2014
Monday 29th Sep

Everlasting cuts

Directed by Stink's Martin Krejci in collaboration with 72&Sunny Smirnoff launches Ice Double Black / Guarana in Africa. Set to the Audio Bully’s 'We Don't Care', the film takes in the vibe of Accra, Ghana and stars people from East and West Africa who are creating and driving its vibrant stand alone cultures

What was the original brief – was it a detailed script with specific shots or was it left to you to evolve the narrative?   

The brief was quite simple to start with, but grew and evolved throughout the process. Matt and Emiliano (creatives) were pretty clear about the mood and feel they wanted to get across, so that was a good starting point for me.
 
In fact the narrative is a splendid visual trip of characters and place – did it take lengthy scouts around the city to find the hairdressers, boxing ring, market scenes etc to create the scenarios? 

One of the reasons I really liked this project was the challenge of creating a film with real authenticity, while trying to leave out the artificiality that can often overcome a project. We were looking for real places as much as we could but for various reasons we ended up building almost everything; the barber shops we found were too small so we had to build it in a warehouse. The boxing rings we found weren’t very interesting or wouldn’t work with the lighting, instead we found this great courtyard and built it in there. For the market/fashion show we moved a whole market and 300 extras to our location as we had to make sure that all the people appearing in it were contracted.  Naia (the production designer) did a great job and so my biggest task was just to try to play with it in a way that the audience wouldn’t recognise it was a set build.  

Love the twists in most scenes like the sing out at the boxing match, the stilt-man walking in reverse flow, the rooster echoed with the punk hair cut – how did these come about, was everything pre-planned or did some scenes evolve on the shoot?

We wanted to try and stay open to everything that would happen organically on the shoot, but at the same time you have to have a plan in case nothing happens. The scenes you have mentioned were storyboarded and planned… I think we ended up with something like 80% of things we planned for and about 20% of shots that evolved on the set. For example we had planned for the goats on the street to be in the set of club, but the guy who was doing the goat sound came for casting and did it as part of his own performance without me asking… I can imagine for some it may be too much, but since it was his own authentic thing, we put it in…
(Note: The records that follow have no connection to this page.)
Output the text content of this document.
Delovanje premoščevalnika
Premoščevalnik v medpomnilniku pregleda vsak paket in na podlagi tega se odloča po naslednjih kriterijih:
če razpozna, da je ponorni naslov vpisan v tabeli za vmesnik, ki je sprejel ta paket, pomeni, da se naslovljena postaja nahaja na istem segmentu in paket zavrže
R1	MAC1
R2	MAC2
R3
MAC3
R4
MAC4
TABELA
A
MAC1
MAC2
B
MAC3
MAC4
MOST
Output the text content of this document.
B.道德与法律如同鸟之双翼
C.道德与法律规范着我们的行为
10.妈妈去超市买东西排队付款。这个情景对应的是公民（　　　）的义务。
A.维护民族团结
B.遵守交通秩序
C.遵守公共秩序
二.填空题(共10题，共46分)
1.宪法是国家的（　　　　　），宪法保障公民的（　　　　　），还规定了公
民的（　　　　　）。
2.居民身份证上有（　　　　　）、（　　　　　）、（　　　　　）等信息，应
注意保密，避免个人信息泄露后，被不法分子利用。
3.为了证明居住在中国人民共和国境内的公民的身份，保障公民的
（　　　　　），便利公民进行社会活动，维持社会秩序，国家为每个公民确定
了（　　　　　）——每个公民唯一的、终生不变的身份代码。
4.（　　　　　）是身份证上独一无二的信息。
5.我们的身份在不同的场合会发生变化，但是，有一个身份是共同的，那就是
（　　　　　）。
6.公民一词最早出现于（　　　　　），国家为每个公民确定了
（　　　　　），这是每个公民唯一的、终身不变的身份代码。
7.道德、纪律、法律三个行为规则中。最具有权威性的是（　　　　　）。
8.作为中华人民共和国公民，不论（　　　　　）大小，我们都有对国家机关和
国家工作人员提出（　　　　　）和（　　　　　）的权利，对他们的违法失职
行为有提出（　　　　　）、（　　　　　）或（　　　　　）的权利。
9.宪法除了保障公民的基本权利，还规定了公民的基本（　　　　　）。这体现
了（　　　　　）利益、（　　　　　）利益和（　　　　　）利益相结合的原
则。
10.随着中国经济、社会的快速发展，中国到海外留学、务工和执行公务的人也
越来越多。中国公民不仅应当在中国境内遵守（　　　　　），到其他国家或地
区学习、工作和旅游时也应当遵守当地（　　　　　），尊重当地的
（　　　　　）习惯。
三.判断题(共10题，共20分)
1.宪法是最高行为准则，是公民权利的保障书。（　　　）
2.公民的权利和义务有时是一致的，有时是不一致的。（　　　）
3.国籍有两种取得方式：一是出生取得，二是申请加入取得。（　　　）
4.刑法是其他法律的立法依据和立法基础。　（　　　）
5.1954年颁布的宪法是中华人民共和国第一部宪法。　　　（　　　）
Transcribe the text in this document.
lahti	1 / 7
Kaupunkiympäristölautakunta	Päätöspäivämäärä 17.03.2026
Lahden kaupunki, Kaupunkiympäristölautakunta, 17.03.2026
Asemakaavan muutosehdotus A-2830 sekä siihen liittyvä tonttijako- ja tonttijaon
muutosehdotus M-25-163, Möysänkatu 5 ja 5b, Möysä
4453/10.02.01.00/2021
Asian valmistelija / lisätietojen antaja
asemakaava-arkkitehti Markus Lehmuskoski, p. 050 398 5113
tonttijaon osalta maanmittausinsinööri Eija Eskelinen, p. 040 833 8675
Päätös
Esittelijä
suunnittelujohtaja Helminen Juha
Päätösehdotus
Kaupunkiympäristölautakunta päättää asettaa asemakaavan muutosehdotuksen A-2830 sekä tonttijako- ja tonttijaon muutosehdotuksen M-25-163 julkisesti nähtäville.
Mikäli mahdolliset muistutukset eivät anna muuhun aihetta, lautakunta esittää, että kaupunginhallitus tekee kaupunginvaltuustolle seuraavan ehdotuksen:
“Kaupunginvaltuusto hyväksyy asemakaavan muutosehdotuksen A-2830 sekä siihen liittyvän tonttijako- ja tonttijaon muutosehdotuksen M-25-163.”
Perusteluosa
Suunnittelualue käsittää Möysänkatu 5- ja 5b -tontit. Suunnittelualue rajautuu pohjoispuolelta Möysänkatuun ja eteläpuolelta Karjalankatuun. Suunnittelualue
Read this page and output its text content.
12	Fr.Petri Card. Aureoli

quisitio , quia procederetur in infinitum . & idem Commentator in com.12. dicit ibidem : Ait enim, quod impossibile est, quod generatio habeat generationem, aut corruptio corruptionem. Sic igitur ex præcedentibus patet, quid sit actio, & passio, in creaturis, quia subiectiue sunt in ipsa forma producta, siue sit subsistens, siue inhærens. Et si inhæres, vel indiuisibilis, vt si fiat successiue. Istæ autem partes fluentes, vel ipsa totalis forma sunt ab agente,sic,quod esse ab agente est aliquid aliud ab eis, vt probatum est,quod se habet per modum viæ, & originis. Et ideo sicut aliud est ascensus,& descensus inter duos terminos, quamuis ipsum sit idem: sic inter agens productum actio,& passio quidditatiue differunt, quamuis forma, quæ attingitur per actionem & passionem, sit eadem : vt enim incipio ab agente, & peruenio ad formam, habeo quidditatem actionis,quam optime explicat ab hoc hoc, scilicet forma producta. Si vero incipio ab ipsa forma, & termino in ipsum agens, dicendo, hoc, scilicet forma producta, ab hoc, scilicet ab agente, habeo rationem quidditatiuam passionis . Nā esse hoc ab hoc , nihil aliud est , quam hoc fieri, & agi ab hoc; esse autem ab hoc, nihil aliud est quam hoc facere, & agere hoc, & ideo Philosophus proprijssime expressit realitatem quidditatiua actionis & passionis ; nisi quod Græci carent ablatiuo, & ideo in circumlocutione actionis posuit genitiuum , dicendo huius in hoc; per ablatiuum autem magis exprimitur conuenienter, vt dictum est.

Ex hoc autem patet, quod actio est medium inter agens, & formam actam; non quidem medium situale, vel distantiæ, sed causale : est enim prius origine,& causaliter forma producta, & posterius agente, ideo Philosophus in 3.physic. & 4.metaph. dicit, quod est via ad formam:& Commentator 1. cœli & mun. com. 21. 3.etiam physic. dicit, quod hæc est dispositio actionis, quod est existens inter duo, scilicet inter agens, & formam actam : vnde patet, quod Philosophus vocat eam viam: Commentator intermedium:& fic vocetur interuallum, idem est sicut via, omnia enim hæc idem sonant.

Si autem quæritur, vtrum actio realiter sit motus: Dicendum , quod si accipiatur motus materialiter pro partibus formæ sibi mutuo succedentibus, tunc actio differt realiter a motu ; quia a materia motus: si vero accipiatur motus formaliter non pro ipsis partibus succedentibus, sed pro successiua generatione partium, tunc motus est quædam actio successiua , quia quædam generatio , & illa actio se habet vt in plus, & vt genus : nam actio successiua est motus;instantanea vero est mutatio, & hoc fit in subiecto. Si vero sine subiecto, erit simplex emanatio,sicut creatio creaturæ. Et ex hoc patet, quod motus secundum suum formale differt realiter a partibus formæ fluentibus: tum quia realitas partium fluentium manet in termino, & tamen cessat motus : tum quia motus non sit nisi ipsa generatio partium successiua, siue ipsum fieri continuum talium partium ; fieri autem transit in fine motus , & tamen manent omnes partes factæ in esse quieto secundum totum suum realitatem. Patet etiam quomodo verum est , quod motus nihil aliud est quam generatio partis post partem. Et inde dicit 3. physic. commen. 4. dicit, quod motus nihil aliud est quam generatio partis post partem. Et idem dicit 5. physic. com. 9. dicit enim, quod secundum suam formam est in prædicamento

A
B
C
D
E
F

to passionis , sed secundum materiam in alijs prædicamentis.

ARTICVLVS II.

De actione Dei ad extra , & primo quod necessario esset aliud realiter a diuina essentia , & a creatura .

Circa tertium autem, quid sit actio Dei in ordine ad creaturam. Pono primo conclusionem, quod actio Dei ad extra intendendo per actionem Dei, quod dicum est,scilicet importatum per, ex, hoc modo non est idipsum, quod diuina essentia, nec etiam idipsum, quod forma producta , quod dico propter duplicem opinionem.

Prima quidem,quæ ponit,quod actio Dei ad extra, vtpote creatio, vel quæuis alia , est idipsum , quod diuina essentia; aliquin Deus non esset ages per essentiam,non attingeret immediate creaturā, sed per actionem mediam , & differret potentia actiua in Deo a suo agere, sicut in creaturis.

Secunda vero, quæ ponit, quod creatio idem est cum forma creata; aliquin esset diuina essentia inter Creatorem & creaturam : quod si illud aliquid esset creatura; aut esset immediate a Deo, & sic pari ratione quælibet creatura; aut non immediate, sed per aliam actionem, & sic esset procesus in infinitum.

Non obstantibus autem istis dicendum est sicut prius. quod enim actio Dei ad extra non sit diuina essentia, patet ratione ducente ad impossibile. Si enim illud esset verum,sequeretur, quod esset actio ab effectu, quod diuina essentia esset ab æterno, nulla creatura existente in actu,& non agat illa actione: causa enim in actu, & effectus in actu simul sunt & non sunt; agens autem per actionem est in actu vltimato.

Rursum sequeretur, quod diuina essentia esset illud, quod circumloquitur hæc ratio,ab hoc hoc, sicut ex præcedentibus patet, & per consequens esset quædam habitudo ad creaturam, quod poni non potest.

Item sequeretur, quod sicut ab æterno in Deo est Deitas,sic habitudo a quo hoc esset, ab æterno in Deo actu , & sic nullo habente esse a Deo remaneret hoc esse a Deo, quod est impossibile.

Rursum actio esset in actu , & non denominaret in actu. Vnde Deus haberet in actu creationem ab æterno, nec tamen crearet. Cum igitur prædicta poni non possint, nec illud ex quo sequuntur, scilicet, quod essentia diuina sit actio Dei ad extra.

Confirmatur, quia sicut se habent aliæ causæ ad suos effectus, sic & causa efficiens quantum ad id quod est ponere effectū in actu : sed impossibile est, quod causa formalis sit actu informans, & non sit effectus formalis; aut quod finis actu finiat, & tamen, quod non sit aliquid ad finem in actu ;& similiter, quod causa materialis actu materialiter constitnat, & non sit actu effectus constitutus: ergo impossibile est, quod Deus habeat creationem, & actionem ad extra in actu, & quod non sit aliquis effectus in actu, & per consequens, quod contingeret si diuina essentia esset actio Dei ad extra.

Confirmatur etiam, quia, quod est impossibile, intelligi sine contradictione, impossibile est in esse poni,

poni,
How did you set up that opening shot which immediately sets the context? Was the car driving into shot accidental or planned?

This was accidental. But the Smirnoff car on crossroad wasn’t:-) 

How did you cast the film – did you take anyone from Europe?

I really liked that this project allowed me to meet and cast local people from the area we were shooting. We were looking for authentic rappers, musicians and visual artists  from the local scene. We also did rounds with actors, pushing for authentic people and I was very happy with what we ended up with;  Kazuka (the barber shop guy) and Quabene (the boxing ring rapper) are quite big names in that scene. The last main hero was an actor from Kenya. In Bangkok we ended up casting a real band with their own singer – she wasn’t just a death metal singer – that was her performance…

Was it a smooth shoot – any major challenges? What were the key differences about this shoot from any other?! 

It was the craziest, most difficult and exhausting shoot I have ever experienced. Very intense and thanks to anti malaria meds I also managed to have some pretty interesting hallucinations… sometimes…  

Where will the film be shown?

I think it will be in Africa and then global but I’m not sure – I think stinkers can answer that…
 
Anything else you’d like to share?

I would really like to thank the production people who made it happen and to the agency and client who were in this case exceptionally understanding – three days prior to the shoot, we didn’t have the barber shop, we didn’t have the final cast and I’m not even talking about wardrobe and art department! Since the creatives and client were really supportive and understanding, we really got to play with it till the last minute… it also makes you feel more responsible when there is a trust, on that level it was a really nice experience.